The hope is that when the butterflies reach their destination someone will notice the tag and record it to contribute to data that may prove helpful to researchers.
“You can see exactly where they’re going,” McCosham said. “You can also track survivor trends as well, like what areas are getting better survivability.”
Habitat loss impacts monarchs perhaps more than any single other factor.
The same flat land that attracts butterflies to open meadows are also attractive to developers.
Changing agriculture practices also impact the amount of milkweed readily available to monarchs, which they depend on for food and reproductive purposes.
“The thing that affects them the most here is genetically modified crops,” McCosham said.
McCosham caught the first monarch with a flick of the wrist near a row of purple aster flowers, folding the net over itself and trapping the insect.
He then removed the butterfly, attached a unique tracking sticker, and released the butterfly, now designated “XHL700.”
After the release, he records the date, the monarch’s gender, the unique ID, and the location of the catch on a sheet he will send to a lab in Kansas that will tabulate the date.

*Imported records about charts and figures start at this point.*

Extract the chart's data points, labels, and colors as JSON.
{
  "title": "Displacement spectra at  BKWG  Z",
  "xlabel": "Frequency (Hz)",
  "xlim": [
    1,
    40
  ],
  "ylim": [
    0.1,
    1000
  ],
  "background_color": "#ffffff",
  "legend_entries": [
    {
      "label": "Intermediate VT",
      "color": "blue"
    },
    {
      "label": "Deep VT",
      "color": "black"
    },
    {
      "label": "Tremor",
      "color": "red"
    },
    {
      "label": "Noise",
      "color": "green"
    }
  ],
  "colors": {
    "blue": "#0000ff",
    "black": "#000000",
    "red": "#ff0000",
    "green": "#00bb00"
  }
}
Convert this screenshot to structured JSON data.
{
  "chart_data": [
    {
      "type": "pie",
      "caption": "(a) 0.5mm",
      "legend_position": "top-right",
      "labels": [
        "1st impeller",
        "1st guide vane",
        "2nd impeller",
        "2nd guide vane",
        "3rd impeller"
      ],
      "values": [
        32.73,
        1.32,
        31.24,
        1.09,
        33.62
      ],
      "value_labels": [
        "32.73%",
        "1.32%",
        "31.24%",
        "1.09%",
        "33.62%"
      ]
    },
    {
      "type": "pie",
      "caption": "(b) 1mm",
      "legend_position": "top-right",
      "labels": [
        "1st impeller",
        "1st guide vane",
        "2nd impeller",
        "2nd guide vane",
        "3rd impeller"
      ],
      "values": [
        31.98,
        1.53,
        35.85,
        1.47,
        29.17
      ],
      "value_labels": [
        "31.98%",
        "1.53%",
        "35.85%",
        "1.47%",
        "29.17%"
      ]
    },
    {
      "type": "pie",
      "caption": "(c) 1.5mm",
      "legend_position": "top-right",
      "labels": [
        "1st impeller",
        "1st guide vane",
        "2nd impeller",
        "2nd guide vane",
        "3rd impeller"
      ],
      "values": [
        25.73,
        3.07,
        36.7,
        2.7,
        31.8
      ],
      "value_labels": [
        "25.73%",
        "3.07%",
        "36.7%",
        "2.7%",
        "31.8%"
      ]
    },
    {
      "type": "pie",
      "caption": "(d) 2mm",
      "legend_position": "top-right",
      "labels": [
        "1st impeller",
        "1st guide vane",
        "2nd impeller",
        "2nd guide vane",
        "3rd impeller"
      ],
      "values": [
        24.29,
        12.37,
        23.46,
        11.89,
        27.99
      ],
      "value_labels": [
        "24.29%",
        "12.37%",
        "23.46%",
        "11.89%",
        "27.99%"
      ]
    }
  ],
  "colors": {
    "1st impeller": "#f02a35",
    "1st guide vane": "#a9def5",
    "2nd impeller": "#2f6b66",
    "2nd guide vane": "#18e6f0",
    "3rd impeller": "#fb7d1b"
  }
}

In total, McCosham’s group caught three monarchs.
“I had low expectations today,” he said. “Honestly, I didn’t know if we’d get any. We’re a little past their peak season.”
McCosham’s words echo underlying concerns he voices later, before his group of volunteers leave.
“Insects in general are important because they pollinate a lot of our food supply,” he said. “Monarchs could be an indicator—a keystone species—of pollinators plight.”